I don't blame the president; I used to be governor, I was happy for the legislature to call in the department secretaries or commission directors and folks like that, but the people who were my closest advisers within the governor's office, they didn't have to go testify before the legislature, and from time to time they would brief the legislature, but they're there to give me advice. If we start saying to everybody who's in the president's inner circle that gives him advice that you've got to be compelled to come before committees or subcommittees to testify, I think that really has a chilling effect on their ability to give the president the honest, open advice that he or she needs.

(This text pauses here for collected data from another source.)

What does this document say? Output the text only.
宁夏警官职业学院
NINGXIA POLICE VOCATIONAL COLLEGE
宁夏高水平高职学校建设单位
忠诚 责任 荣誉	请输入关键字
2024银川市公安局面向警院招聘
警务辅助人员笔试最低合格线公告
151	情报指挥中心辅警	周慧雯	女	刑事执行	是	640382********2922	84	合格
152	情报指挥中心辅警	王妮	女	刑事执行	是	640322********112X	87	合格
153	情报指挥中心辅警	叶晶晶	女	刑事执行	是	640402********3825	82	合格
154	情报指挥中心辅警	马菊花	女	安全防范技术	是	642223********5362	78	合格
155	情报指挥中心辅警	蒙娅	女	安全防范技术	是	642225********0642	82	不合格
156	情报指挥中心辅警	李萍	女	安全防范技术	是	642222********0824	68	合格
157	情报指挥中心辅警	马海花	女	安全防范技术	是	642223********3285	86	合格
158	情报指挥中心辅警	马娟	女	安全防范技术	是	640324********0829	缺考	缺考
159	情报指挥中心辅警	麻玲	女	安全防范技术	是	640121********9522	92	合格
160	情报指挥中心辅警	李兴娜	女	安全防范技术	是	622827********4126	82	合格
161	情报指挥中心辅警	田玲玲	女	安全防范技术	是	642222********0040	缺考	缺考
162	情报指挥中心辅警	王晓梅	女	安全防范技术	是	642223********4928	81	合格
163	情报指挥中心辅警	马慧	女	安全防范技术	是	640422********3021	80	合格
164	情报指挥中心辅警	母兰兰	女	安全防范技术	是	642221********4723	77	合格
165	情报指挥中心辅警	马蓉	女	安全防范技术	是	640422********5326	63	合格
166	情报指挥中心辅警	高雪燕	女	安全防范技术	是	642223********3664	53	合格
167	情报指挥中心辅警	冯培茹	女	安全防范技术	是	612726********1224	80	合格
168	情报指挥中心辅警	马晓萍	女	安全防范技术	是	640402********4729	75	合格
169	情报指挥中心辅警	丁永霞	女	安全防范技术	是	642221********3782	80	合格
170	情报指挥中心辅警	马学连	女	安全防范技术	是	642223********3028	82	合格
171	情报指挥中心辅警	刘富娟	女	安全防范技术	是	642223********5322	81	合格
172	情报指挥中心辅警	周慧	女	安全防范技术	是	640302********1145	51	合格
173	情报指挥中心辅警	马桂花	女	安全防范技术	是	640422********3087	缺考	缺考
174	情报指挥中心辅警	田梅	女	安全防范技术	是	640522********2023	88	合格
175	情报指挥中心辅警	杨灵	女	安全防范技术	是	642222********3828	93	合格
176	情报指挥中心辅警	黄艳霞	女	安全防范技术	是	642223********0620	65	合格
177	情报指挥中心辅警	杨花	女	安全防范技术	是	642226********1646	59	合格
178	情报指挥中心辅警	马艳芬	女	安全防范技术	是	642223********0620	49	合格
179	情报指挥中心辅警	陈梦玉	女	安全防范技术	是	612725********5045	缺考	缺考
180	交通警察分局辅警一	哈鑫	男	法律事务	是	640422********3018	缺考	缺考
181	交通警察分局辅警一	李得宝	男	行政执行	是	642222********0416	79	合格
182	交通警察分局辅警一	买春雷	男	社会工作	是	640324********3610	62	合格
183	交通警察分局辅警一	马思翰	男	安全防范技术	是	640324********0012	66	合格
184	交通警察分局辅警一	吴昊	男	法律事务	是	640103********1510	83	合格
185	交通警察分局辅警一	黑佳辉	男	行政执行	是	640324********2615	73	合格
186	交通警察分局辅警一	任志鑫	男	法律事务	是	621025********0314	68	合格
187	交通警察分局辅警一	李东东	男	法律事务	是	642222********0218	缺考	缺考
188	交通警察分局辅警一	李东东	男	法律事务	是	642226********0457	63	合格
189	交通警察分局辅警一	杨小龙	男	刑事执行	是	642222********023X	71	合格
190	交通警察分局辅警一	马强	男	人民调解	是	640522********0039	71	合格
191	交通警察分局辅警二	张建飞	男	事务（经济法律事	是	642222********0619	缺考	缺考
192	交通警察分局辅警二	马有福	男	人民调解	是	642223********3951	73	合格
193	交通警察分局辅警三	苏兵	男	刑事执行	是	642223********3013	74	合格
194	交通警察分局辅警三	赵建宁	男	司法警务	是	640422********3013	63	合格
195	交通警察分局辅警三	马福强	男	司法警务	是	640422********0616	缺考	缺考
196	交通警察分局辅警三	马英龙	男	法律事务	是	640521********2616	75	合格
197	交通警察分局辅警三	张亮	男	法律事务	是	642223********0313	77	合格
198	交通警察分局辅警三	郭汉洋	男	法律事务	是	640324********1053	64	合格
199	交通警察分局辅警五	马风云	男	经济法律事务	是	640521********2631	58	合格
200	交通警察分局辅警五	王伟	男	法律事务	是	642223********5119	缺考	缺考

CHABROW: Do you think Howard Schmidt is doing a good job?
CARPER: I think he's doing okay. I'm not really in a position to give him an evaluation, an A, B, C or D, I don't know. The administration as a whole is taking seriously the challenges that we face. For example, one of the things that we need to be doing is a better job upfront in making sure when we use our purchasing power, when we're buying technology that we buy something with defense already built in. To make sure that we do a better job of training people to protect our secrets, our classified materials.
It's almost like, I use a car analogy, my boys are 20 and 22, but when they were going through the age when they were starting to be old enough to drive, we wouldn't send them out in a car that had no seatbelts, no antilock brakes. We do all those things, and if we can buy equipment, and it has already the security features built in, and if we can train our people on how to use those security features and actually how to strengthen them, we should do that. The administration gets that, and I think we're on the right course.